保育士試験の実技試験は「音楽表現に関する技術」「造形表現に関する技術」「言語表現に関する技術」の3分野から2つ選択して試験を受けます。ピアノが得意な人は音楽、読み聞かせやお話をするのが得意な人は言語表現を選択するなど、自分の得意分野で勝負できることから合格率も高くなるようです。
保育士試験に合格するための攻略ポイント
合格率20%の保育士試験に合格するためにはどのようなことに気を付けて勉強したら良いか、試験の攻略ポイントを押さえておきましょう。
筆記試験の合格科目は3年間有効
保育士試験の筆記試験は、合格した科目には有効期限があります。一教科ごとに合格した年を含めて3年間が合格有効期間となります。
合格科目免除期間を適用した合格プラン例
※合格した2科目は令和2年、令和3年度の保育士試験で免除期間が有効となる
※この年に合格した4科目は、令和3年、令和4年度の保育士試験が免除有効となる。
長期スパンで計画的な勉強スケジュールを
保育士試験は科目も多く、独自に勉強するのではとても本年度中の合格に間に合わないという場合もあるでしょう。
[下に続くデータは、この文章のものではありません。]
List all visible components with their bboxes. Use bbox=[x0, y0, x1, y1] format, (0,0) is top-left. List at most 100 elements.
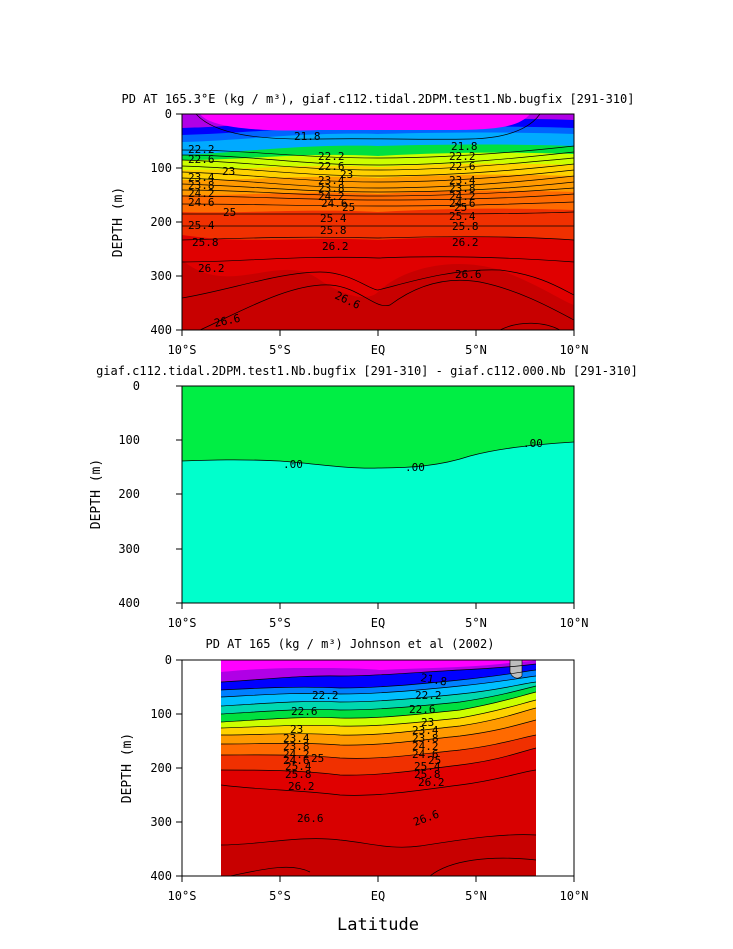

合格までの時間余裕を持てる人は、合格したい科目を絞ってその科目に勉強時間を費やすという方法もありです。各科目の合格有効期間は3年間。それ以上は一度合格した科目も無効となってしまいますので、できれば3年間で実技試験まで合格できるプランを練ると良いでしょう。
短期で挑戦するなら通信講座が有効的
保育士資格をなるべく短期間で取得したい人は、短期集中型で一発合格を目指しましょう!保育士試験は独学でも勉強出来ますが、短期間で臨むなら試験のポイントを押さえた通信講座を受講するのがおすすめです。
保育士資格取得の通信講座は自分のペースで自宅で行うものと、通信と通学を併用させているプランなどもあります。
通信講座は費用が安く抑えられ、仕事をしながらでも資格取得を目指せるというメリットも。自分にはどんな勉強方法が合っているのかを良く考えて試験までの計画をたてましょう。
試験対策をしっかりと行い合格率20%の中に入ろう!
保育士試験は誰でも簡単に合格できる試験ではありません。20%という合格率でも計画的に勉強スケジュールを立てて試験に臨めば花は開くはずです。まずは第一関門の筆記試験から。夢の保育士を目指して頑張ってくださいね!